The framework begins by collecting two primary types of inputs:
- Language input: User-provided instructions.
- Vision input: Environment or object representations from a camera.
An object detector identifies the object's global coordinates and produces a cropped object image, while the object's height measurement is supplied to the framework. A pixel-based object detection approach determines the global coordinates.

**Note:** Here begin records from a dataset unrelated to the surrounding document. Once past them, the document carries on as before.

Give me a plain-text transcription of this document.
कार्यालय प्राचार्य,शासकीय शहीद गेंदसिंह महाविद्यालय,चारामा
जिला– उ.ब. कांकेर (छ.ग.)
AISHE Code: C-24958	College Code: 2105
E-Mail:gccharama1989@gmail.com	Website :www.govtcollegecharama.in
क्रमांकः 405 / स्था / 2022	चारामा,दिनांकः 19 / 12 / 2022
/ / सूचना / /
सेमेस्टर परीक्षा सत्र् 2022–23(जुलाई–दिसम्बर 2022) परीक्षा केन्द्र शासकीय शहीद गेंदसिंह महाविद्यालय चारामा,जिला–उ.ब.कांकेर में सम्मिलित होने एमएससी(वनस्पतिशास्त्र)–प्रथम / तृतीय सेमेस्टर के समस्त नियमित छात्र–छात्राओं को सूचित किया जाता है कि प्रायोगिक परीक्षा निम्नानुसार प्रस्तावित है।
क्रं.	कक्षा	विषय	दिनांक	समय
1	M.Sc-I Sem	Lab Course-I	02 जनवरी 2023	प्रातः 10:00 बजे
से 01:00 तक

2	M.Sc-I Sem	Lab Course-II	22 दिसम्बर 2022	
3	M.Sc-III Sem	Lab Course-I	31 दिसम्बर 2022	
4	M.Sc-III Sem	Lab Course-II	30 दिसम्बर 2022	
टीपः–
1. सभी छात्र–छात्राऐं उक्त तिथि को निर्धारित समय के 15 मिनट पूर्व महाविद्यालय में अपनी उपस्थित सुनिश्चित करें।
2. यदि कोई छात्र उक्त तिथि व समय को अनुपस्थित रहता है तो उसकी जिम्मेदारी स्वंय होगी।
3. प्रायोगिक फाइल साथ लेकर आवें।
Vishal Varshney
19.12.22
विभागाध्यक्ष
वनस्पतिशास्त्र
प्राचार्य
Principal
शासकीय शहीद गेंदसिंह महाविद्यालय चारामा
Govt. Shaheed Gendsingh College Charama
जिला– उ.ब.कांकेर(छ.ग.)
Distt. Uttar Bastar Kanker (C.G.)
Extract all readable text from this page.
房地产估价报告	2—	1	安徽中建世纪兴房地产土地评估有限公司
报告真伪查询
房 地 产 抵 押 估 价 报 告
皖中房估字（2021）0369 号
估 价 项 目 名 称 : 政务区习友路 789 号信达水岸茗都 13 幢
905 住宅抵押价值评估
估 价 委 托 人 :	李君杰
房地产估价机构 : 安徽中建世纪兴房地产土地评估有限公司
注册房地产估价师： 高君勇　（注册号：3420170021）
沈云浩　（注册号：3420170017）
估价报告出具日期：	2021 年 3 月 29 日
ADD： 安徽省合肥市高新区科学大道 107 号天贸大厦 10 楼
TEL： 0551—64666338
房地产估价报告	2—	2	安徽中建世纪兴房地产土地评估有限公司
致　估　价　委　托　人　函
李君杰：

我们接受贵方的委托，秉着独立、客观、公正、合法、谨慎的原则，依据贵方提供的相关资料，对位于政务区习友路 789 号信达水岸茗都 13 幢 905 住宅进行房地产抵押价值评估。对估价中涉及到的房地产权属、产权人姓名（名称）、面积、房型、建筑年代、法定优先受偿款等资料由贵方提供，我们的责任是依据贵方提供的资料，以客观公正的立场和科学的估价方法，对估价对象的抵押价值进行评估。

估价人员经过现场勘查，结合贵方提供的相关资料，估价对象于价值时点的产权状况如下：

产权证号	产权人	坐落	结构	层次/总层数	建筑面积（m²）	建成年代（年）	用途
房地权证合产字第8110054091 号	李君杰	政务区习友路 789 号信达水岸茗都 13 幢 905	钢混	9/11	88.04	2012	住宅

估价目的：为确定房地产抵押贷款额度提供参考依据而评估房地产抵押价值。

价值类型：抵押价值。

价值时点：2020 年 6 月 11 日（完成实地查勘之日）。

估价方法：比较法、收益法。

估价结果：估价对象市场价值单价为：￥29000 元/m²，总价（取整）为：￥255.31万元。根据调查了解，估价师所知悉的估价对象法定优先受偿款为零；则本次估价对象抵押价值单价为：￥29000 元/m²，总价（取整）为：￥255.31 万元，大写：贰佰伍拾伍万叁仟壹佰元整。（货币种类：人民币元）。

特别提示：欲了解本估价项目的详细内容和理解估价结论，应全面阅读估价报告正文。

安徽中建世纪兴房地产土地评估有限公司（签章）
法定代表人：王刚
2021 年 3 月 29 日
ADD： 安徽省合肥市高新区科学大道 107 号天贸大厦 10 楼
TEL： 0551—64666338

Alternative object detection methods are also supported.
Contextual processing:

In keyword labeled primitive selection, VLMs employ high-level reasoning to select a reference primitive from a predefined primitive dictionary.

In keypoint pairs generation, VLMs generate 2D keypoint pairs that, combined with the object's height, define the spatial scaling parameters (\( y_0 \) and \( y_{\text{goal}} \)). These are based on combined language and vision inputs.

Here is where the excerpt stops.